The focus of Wild Legacy is the lives and loves of the daughters of Arielle and Byron Barclay, Belle and Dominique. The book opens with a very drunken Falcon, Belle's cousin, sneaking into the house at night. He is greeted by Belle and her pistol. When he tries to ravish her, she is tempted and her virtue is nearly compromised. Belle's virginity and her dignity are saved only by her last-minute request for a declaration of love. A very sobering and chilling request from Falcon's perspective.
This opening scene is too odd to be engaging, but the next day's developments salvaged the book for me. Falcon is pressured to propose marriage; Belle refuses indignantly, a possibility he had never considered. He has no idea how to undo the debacle and plans immediately to head back to the "front," now in South Carolina, a refuge from his confusion. Reading further – sitting around the table with various family members trying to "fix" or understand the situation between Belle and Hunter – I was engaged totally for the next 395 pages. Who needs a plot!
Belle and Dominique decide impulsively to follow Falcon, not necessarily to change his mind but to make themselves useful, envisioning becoming nurses for the wounded. Throughout their youth, Dominique has been the consummate flirt and belle of the ball. This adventure, camping in the woods and nursing wounded enemy soldiers, forces her to face reality and come to terms with her options in life.

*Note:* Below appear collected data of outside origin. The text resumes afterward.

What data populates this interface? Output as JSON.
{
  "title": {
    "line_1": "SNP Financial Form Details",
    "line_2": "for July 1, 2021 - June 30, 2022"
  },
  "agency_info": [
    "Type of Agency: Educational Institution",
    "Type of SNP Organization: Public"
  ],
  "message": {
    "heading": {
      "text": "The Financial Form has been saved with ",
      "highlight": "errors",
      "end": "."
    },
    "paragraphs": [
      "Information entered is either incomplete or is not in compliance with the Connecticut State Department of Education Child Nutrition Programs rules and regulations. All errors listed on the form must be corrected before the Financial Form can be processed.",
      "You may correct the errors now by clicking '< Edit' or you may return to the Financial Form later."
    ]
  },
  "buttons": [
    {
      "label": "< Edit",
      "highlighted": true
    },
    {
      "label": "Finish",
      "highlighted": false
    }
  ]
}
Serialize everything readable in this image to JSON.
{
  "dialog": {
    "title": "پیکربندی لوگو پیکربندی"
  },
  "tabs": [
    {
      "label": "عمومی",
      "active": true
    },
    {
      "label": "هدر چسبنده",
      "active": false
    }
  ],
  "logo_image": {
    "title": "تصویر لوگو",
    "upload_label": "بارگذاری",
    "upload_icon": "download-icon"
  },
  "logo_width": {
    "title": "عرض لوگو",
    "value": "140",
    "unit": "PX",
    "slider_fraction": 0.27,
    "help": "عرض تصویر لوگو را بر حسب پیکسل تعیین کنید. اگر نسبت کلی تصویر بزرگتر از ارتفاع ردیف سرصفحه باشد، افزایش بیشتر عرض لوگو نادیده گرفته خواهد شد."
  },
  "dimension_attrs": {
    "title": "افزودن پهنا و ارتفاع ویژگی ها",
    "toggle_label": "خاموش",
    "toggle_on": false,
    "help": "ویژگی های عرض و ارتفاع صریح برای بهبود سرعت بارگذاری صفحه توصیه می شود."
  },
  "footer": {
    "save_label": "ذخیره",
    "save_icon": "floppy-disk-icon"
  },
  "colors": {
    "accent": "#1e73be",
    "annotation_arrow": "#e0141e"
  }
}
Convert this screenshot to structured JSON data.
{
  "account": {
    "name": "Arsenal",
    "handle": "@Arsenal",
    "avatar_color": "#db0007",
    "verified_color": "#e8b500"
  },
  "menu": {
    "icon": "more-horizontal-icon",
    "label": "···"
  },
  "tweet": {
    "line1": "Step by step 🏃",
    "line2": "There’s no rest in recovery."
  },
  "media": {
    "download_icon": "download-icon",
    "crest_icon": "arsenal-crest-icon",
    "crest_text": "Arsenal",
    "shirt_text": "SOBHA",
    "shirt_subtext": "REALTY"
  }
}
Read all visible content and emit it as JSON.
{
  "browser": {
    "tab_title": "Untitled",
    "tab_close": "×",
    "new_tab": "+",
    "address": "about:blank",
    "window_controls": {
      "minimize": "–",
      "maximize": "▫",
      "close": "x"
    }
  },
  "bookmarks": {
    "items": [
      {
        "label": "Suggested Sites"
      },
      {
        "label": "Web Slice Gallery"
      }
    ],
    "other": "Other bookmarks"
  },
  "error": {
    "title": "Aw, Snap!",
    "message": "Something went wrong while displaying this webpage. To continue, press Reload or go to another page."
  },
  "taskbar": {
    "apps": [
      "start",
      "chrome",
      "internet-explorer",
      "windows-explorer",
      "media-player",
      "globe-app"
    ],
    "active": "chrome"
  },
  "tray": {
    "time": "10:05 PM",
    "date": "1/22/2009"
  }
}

Though it seems initially the relationship between Belle and Falcon will occupy center stage, the focus shifts subtly to Dominique. Dominique's trip toward maturity, picking up the pieces and moving on with her life, then finding a mate is a surprising shift in the book's focus.
Phoebe Conn's failure to flesh out these characters more fully is unfortunate. A reading of the earlier books may generate interest through familiarity with the characters' predecessors. The three books I was able to trace are Beloved, Hunter's story, Beloved Legacy, the romance of Arielle and Byron Barclay with historical details about the Acadian Diaspora during the French-and-Indian War, and Forbidden Legacy, the story of Hunter's oldest son, Christian, Falcon's half-brother.
If I ever find and read Beloved, et al, I may have a better understanding of Phoebe Conn's direction in Wild Legacy. As it is, this is an entertaining book without the dimensionality which could make it a sure thing rather than a hit-or-miss for the readers out there.